According to the opinion of this KHRG community member, a significant concern for the local civilians is food because the rainy season is imminent and the price of rice is increasing. Positively, villagers are not worried about potential conflict because the relationship between the KNU and the Burma/Myanmar government remains stable. One new problem for local civilians is that there have been more car and motorcycle accidents occurring recently because the quality of the roads has improved [and this has caused an increase in the risk of accidents because the speed of the vehicles on the roads has increased]. Therefore, KNU authorities need to establish and enforce laws for safely driving vehicles. Drug use is another problem because neither the KNU, nor the Burma/Myanmar government nor other armed groups have taken any [substantial] action to resolve this [drug] issue.

Footnotes

[1] KHRG trains community members in southeast Burma/Myanmar to document individual human rights abuses using a standardised reporting format; conduct interviews with other villagers; and write general updates on the situation in areas with which they are familiar.  When writing situation updates, community members are encouraged to summarise recent events, raise issues that they consider to be important, and present their opinions or perspective on abuse and other local dynamics in their area.

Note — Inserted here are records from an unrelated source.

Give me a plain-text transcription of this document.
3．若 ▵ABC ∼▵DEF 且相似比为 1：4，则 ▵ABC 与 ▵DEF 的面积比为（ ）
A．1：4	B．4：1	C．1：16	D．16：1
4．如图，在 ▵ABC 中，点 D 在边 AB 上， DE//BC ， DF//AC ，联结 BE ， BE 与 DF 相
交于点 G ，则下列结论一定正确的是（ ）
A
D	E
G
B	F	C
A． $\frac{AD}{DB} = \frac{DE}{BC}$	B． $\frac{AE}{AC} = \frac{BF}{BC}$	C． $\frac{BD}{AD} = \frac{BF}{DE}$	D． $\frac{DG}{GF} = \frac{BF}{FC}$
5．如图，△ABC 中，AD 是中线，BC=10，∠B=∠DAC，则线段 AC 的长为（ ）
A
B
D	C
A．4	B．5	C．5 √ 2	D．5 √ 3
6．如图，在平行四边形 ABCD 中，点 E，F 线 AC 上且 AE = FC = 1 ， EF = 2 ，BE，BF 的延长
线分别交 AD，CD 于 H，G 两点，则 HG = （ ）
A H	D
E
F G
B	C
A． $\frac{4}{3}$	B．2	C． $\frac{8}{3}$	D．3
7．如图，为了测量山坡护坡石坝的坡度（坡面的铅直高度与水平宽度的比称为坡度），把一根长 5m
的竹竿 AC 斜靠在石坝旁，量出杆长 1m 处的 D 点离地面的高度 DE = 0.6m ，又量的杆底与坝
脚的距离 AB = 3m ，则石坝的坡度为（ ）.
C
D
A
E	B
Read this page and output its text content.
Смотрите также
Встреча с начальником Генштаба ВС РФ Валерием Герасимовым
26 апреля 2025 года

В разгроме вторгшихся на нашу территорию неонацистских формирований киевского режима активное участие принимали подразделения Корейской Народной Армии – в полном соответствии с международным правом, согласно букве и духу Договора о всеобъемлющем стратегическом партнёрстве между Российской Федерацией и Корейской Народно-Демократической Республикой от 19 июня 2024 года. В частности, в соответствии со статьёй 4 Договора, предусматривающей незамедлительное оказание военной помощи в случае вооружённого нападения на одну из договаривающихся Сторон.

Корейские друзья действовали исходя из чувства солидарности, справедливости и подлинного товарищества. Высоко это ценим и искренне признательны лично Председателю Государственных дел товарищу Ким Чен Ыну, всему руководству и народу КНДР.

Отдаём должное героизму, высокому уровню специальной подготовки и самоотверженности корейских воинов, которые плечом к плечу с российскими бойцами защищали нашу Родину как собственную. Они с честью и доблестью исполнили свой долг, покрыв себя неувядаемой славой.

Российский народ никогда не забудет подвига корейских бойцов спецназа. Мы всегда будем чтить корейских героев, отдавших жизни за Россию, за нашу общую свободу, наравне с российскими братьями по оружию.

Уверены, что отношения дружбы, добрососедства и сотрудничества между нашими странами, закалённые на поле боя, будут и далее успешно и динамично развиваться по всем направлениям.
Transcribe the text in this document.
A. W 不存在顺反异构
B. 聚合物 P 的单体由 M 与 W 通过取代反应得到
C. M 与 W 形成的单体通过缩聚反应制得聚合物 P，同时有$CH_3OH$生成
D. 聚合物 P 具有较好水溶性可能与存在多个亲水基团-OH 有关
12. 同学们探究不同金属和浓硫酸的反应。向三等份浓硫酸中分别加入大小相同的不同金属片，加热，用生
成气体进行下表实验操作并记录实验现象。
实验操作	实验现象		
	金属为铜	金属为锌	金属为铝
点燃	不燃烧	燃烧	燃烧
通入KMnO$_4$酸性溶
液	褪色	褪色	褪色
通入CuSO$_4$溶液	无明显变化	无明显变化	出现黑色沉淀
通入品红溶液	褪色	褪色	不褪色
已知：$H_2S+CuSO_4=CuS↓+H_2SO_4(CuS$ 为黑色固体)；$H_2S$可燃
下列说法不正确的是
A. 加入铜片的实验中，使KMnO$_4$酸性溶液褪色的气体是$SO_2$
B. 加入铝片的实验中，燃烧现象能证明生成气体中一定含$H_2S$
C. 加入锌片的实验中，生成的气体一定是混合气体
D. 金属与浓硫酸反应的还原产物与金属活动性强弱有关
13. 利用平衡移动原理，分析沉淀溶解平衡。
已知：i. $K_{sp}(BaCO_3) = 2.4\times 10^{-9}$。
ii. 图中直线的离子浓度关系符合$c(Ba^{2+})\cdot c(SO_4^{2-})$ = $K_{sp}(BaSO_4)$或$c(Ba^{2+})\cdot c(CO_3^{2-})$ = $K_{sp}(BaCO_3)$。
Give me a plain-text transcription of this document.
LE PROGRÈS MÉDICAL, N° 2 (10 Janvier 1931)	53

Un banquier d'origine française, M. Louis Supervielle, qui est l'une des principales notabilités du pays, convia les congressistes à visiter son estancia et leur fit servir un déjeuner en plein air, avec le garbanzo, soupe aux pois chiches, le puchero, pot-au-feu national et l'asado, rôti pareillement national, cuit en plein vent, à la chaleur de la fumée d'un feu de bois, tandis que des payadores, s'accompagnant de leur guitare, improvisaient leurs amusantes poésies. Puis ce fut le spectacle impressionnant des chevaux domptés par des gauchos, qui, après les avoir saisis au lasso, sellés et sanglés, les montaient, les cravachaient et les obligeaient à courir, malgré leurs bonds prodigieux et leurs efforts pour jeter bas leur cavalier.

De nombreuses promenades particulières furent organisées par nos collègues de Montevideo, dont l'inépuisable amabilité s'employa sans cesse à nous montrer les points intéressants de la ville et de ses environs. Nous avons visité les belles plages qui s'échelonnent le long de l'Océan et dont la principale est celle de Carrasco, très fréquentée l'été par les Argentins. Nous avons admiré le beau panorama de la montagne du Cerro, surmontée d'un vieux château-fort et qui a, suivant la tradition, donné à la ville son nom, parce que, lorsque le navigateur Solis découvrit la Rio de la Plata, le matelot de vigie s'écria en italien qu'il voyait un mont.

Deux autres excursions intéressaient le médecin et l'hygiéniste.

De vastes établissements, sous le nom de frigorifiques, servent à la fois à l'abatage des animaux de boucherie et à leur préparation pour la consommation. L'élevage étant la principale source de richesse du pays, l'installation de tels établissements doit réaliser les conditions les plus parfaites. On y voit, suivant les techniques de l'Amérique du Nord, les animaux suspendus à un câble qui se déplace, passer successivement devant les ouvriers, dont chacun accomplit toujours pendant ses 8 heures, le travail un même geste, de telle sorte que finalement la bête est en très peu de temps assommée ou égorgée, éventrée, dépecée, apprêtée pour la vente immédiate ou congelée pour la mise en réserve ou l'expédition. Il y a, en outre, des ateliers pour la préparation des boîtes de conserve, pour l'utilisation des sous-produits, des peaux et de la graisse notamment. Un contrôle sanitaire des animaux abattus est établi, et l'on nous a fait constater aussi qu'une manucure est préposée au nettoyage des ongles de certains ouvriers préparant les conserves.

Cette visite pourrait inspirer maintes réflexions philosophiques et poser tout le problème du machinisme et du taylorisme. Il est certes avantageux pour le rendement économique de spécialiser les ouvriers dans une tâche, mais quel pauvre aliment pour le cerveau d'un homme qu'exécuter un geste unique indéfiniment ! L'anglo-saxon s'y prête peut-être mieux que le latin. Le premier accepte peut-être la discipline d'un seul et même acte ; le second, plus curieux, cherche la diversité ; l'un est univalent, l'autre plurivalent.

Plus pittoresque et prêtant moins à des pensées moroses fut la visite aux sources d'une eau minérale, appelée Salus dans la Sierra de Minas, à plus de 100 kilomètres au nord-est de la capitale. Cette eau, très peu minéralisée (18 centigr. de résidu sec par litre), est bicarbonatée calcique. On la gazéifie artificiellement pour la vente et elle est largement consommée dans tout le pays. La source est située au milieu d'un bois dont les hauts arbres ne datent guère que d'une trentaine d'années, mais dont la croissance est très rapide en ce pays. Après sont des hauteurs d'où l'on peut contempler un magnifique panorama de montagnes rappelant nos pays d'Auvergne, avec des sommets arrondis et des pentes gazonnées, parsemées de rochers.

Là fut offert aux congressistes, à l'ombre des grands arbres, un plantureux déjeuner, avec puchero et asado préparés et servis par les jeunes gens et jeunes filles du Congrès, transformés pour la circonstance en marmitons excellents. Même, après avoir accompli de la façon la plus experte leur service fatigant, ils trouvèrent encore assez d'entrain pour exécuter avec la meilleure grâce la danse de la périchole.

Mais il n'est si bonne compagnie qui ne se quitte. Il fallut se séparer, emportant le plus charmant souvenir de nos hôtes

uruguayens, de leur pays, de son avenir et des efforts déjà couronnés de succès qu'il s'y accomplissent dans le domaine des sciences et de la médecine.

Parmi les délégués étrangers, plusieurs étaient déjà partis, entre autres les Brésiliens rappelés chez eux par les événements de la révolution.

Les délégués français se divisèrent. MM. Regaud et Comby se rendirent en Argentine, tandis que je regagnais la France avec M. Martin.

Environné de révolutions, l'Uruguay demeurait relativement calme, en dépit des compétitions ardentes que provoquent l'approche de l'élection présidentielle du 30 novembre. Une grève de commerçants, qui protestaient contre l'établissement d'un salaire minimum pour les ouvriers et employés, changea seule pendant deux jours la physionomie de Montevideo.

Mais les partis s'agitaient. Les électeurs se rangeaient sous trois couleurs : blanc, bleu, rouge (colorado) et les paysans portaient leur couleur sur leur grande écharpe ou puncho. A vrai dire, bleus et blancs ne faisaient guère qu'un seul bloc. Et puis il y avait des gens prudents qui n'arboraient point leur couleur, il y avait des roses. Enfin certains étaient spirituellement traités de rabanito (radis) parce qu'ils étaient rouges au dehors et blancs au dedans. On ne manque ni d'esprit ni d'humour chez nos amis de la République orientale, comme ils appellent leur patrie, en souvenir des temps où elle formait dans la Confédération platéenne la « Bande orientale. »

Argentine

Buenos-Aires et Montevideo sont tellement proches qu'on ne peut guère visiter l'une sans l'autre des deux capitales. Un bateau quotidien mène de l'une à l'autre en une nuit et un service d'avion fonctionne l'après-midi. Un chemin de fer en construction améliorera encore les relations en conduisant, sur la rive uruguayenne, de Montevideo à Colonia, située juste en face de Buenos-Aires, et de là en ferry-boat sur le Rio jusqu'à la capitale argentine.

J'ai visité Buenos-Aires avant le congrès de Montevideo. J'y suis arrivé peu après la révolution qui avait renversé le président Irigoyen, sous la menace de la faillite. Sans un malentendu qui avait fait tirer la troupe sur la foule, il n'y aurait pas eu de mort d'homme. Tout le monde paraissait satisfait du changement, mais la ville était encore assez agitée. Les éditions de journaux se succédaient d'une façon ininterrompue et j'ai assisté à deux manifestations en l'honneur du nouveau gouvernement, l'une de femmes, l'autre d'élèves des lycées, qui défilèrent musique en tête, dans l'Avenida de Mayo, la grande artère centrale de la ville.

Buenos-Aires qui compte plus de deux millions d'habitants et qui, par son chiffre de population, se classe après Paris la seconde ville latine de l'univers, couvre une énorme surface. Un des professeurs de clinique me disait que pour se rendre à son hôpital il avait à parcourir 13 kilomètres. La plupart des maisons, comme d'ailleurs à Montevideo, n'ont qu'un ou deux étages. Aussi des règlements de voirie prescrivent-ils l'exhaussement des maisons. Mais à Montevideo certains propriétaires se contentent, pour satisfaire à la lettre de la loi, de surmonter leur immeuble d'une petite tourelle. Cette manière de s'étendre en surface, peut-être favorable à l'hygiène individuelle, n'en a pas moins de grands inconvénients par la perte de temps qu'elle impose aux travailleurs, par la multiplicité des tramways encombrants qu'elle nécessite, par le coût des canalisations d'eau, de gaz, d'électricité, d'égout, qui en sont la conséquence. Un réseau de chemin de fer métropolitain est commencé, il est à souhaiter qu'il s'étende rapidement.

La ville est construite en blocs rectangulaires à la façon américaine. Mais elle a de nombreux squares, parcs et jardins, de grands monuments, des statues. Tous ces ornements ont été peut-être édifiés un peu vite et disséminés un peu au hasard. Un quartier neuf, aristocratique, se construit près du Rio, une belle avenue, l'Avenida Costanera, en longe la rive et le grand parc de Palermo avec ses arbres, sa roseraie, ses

[2] A post-ten school is an unofficial school for Karen students who have passed the Standard 10 exam. Most post-ten students will transition to universities or work with the KNU/KNLA.

[3] The Karen National Defence Organisation (KNDO) was formed in 1947 by the Karen National Union and is the precursor to the Karen National Liberation Army (KNLA). Today the KNDO refers to a militia force of local volunteers trained and equipped by the KNLA and incorporated into its battalion and command structure; its members wear uniforms and typically commit to two-year terms of service.

[4] Border Guard Force (BGF) battalions of the Tatmadaw were established in 2010, and they are composed mostly of soldiers from former non-state armed groups, such as older constellations of the DKBA, which have formalised ceasefire agreements with the Burma/Myanmar government and agreed to transform into battalions within the Tatmadaw. BGF battalions are assigned four digit battalion numbers, whereas regular Tatmadaw infantry battalions are assigned two digit battalion numbers and light infantry battalions are identified by two or three-digit battalion numbers. For more information, see “DKBA officially becomes Border Guard Force” Democratic Voice of Burma, August 2010, and “Exploitation and recruitment under the DKBA in Pa’an District,” KHRG, June 2009.

[5] KHRG continues to receive reports discussing abuses involving BGF Battalion #1013 and #1014, including:

BGF Battalion #1014 demands forced labour, asserts heavily militarised presence in villages in Hpapun District, June 2015,” KHRG, December 2015; "Hpapun Incident Report: Villager killed by Border Guard Force (BGF) Battalion #1013 in Bu Tho Township, March 2015,” KHRG, September 2015; “Human rights violations by Border Guard Force (BGF) Battalion #1014 in Bu Tho Township, Hpapun District, May 2012 to March 2014,” KHRG, July 2015. Further reports detailing abuses involving these battalions are also available on the KHRG website.

[6] Light Infantry Division (LID) of the Tatmadaw is commanded by a brigadier general, and consists of ten light infantry battalions specially trained in counter-insurgency, jungle warfare, search and destroy operations against ethnic insurgents . They were first incorporated into the Tatmadaw in 1966. LIDs are organised under three Tactical Operations Commands, commanded by a colonel, three battalions each and one reserve, one field artillery battalion, one armoured squadron and other support units. Each division is directly under the command of the Chief of Staff (Army).